Chapter 1
“Damn you, Nicholas Irving,” I snarl, heaving at the stuck window. “You lazy, good for nothing, cheating bastard.”
After one last futile heave, I let go of the window and climb down from the kitchen counter where I’d been perched in my effort to get better leverage. The window over my sink was stuck, and I wanted the damn thing open. It’s ninety-five degrees outside, with almost a hundred percent humidity, and there’s no central A/C in the house. Not even a window unit. The summers are so hot here that I’d wanted to at least get a window unit for our bedroom, but Nicholas had refused, insisting he’d spring for central A/C this summer. I’d begged him all winter and spring, to no avail. Well…now it’s August, one of the hottest summers on record, and there’s no central A/C, and no window unit, and the house is like a blast furnace.
To top it off, having survived three brutal months of divorce proceedings, I’m now the ex Mrs. Nicholas Irving. The divorce was finalized about a month ago. And the bastard—the bastard—had spent the six months preceding the divorce helping himself to the money in our joint savings account. Yeah, our joint account, the one I’ve been dumping every penny of my salary into for years, to afford the remodel of this cheap-ass, broken-down, money pit of a fixer-upper he’d wanted to buy. Now, the bank account is all but empty. Zero. He’d spent it all. Our money. My money—my forty to sixty hours a week at Dr. Bishara’s practice, six to seven days a week, no vacations, not even a weekend into the city—gone.
Turns out I’m too trusting, and maybe too naive, and perhaps a little bit stupid. My paychecks were on auto-deposit, and I never bothered to check the account, trusting that my little nest egg was growing each month. I intentionally didn’t look at it so I wouldn’t be tempted to spend it on things like wine, or new scrubs, or new shoes. Or A/C. Or a working dishwasher. Or repairs for my broke-ass, piece-of-shit car.
No, I trusted my husband. “We’re saving for the remodel,” he said. “We’ll start this summer,” he said.
Nope.
I was saving—he was helping himself. While I was working my ass off to pay for the remodel, he was tapping the ass of the local science teacher, and then he moved on to his secretary—and spending our money on presents and dinners and wine.
Now I’m flat broke, stuck with a mortgage I can barely afford on a house with no A/C, a stuck window, no dishwasher, and at least a hundred thousand dollars worth of other repairs I can’t afford and can’t do myself.

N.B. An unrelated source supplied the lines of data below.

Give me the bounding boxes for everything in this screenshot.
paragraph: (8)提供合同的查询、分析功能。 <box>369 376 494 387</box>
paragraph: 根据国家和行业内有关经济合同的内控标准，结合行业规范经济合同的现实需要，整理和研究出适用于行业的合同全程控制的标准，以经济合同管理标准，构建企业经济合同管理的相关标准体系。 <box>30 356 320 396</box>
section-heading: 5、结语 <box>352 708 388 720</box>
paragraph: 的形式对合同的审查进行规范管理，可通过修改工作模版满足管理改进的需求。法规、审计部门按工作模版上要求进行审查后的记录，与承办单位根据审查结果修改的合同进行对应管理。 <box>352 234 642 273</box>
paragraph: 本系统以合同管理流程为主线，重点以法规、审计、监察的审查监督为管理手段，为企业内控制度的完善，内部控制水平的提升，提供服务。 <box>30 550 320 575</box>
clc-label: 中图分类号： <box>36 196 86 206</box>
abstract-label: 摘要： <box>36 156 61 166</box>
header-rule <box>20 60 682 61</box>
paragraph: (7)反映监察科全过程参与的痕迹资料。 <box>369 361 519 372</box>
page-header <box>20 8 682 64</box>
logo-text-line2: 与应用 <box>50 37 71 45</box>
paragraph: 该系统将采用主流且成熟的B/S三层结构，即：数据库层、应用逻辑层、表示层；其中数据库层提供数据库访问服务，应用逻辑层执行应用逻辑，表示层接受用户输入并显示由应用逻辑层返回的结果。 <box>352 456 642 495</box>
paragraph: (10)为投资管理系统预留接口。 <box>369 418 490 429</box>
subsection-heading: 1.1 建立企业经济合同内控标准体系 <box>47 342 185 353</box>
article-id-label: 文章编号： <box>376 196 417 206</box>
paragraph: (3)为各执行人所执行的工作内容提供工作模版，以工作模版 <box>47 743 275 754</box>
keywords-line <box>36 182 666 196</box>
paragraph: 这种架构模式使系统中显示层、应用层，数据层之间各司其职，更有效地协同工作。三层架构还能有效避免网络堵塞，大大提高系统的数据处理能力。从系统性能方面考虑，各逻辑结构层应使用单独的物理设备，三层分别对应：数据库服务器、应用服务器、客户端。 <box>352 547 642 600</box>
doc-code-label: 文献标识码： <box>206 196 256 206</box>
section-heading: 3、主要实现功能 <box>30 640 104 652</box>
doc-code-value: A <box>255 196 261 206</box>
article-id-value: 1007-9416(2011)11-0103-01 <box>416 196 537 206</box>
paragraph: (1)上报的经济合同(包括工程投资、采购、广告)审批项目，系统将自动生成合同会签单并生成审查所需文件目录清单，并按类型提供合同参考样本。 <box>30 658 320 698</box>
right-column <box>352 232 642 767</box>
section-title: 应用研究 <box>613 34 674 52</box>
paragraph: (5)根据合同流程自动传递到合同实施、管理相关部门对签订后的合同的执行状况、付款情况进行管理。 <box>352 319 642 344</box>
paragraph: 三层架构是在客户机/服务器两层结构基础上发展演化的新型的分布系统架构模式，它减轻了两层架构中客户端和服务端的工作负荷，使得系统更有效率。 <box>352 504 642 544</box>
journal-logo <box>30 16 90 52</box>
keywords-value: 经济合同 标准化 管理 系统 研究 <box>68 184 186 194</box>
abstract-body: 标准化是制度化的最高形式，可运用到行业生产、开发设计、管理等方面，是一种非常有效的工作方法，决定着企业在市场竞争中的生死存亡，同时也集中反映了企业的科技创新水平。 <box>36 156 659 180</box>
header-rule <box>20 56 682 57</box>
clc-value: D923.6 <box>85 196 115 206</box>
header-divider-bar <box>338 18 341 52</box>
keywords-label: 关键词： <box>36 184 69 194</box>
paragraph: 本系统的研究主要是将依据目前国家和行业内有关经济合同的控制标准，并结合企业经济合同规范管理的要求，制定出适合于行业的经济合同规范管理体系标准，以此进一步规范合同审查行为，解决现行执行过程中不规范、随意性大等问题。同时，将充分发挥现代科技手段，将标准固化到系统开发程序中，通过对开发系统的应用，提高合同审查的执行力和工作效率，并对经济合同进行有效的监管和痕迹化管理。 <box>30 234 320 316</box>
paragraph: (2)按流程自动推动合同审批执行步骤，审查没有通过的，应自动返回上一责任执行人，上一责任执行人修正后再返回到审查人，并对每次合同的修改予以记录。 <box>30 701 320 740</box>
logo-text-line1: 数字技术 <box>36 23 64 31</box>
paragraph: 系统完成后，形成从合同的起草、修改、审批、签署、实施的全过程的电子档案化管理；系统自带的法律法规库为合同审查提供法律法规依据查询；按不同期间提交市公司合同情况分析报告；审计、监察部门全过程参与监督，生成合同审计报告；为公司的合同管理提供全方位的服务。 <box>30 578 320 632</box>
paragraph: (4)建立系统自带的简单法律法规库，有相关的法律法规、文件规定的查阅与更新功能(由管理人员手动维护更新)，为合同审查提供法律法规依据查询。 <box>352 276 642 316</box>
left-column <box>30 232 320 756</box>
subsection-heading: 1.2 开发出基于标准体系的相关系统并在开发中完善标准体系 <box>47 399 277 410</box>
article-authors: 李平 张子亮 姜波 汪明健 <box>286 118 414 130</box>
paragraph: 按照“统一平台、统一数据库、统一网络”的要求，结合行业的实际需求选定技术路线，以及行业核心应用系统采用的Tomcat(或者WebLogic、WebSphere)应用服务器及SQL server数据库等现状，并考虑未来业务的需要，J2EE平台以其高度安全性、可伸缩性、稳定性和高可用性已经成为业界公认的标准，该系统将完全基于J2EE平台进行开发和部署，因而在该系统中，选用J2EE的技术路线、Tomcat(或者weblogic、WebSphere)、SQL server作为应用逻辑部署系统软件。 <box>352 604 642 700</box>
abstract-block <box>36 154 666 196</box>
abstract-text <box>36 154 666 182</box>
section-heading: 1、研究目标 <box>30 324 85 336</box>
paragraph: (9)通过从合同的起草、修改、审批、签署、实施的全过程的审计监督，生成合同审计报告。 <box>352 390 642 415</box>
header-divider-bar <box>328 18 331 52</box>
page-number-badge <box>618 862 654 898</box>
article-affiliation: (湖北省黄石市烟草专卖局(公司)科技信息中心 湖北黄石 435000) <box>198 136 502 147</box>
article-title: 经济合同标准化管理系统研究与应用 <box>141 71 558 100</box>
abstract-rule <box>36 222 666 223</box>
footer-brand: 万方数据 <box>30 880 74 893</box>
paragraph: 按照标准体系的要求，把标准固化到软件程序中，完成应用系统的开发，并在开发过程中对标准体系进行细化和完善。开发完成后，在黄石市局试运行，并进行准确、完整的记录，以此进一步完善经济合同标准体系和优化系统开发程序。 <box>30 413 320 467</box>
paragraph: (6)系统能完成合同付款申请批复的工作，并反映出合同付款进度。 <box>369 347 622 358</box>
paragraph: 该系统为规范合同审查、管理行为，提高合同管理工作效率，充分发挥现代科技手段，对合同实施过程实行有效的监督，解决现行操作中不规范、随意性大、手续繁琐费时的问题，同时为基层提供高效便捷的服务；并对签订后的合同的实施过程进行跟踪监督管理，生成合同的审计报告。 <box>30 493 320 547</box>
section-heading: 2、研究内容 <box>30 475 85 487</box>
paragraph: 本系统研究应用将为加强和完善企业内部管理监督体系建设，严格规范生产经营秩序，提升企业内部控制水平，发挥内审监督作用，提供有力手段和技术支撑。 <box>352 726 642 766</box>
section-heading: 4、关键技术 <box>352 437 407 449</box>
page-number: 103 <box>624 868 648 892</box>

I stare hard at the window, cursing it silently, willing it to budge. Even an inch! One inch, just enough to get the tiniest bit of air circulation in here, that’s it. I’ve got all the other windows open—all of them that will open, at least—and six box fans running, but this house has zero airflow because it’s ninety years old. Open-plan design was not a design concept in the early 1900s.
All I want, right now, is to open this damn kitchen window so I can feel a little bit of air stirring in the kitchen while I wash this sink full of dishes. That’s it really. One open window. Not so much to ask, is it?
Apparently it is. I’ve pounded on it, I’ve checked the lock, I’ve even gone around outside with a stepladder to see if it’s nailed shut, but I can’t see any reason it won’t open. It’s just stuck, and I’m going crazy.
To top it off, today was a day from hell.
On the way to work, three songs into my favorite playlist, my car audio died. Just…dead. No AM, no FM, obviously no XM, not even my aux cord would work.
Then, about ten minutes after clocking into work, with a waiting room overflowing with patients, the computer system crashed. The whole system— throughout the whole office. Computers, iPads, phones, everything—kaput. Dead. All our appointments, patient notes and records, prescriptions, everything, gone. Yeah, we had the paper records obviously, but that adds about ten to fifteen minutes per patient. And we were slammed with appointments from open to close, plus all our walk-in slots were triple-booked. The waiting room was a zoo from the moment we unlocked the doors and it never slowed down. And, oh yeah, Jackie called in sick; leaving me to pull double duty on the busiest day I can remember.
And then, when work was finally over, I dropped my phone on the way to my car, shattering the screen.
Did I mention that my car is twenty years old—the same car I bought thirdhand for five grand the summer before my freshman year of college? It was a piece of shit then, and that was fifteen years ago. The A/C is broken, and has been for years. The windshield wipers spazz out randomly, switching from low to high gear by themselves, whether or not it is raining. The transmission sounds like a garbage truck, the muffler has a hole in it and there’s a spiderweb crack in the windshield which is gradually getting larger.